Gesignaleerd
Sociocritisism 8 (1992) 1 is een speciaal nummer over Latijns-Amerikaanse literatuur. Het bevat vier analyses, vanuit sociokritisch perspectief, van werken van Laura Esquivel (Amalia Chaverri), García Márquez (M.L. José Angel Vargas Vargas), Jorge Luis Borges (Oscar Montanaro Meza) en Antonio Zambrana (Estébana Matarrita M.).

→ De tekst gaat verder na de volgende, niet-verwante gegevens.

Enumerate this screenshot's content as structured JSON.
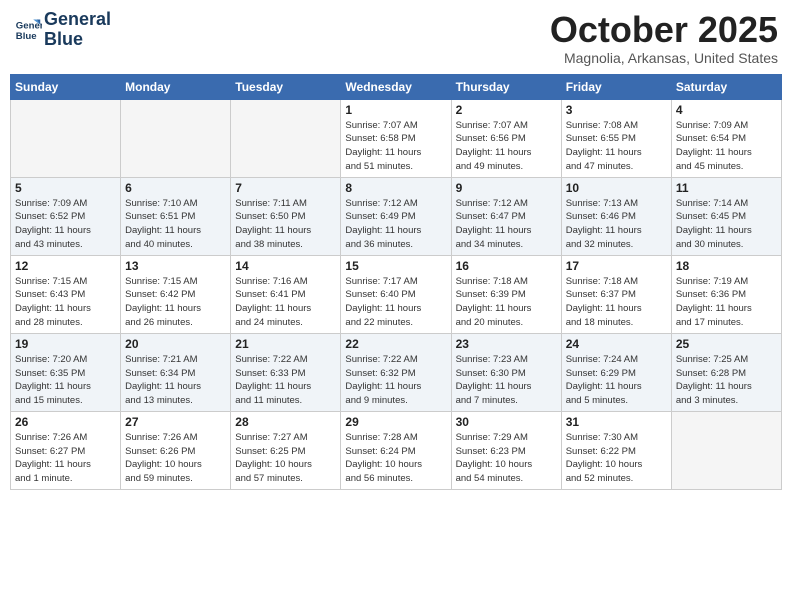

Style 27 (1993) 1 profileert zich met de drie begrippen ‘Language, Grammar, Prosody’. Opvallende vormen van taalgebruik zijn het studieobject in een aantal case-studies zoals die van Steven Michael (Texas University). In Dickens' Oliver Twist bestudeert hij de structurerende en ideologische functie van de slang die er wordt gebezigd door personages uit de criminele onderwereld in tegenstelling tot de 18e-eeuwse Engelse middenklasse die een standaard-Engels spreekt. Een grammaticale en meer bepaald syntactische analyse treft de lezer aan in de bijdrage van John Schmit (Augsburg College) die een poging doet om het gebruik van de elisie in de poëzie van Emily Dickinson te systematiseren. Een aanzet om het studiegebied van de prosodie te definiëren en in kaart te brengen, treffen we aan in de artikels van Robert Einarsson (Alberta) en Richard D. Cureton (Michigan) die met elkaar over deze materie in discussie treden. Het tweede theoretisch gerichte artikel in dit nummer is een pleidooi om de traditionele stilistisch georiënteerde studie van tekstcohesie (Halliday en Hasan) aan te vullen met de bevindingen van de logische semantiek (Jeffrey W. Karon, Florida).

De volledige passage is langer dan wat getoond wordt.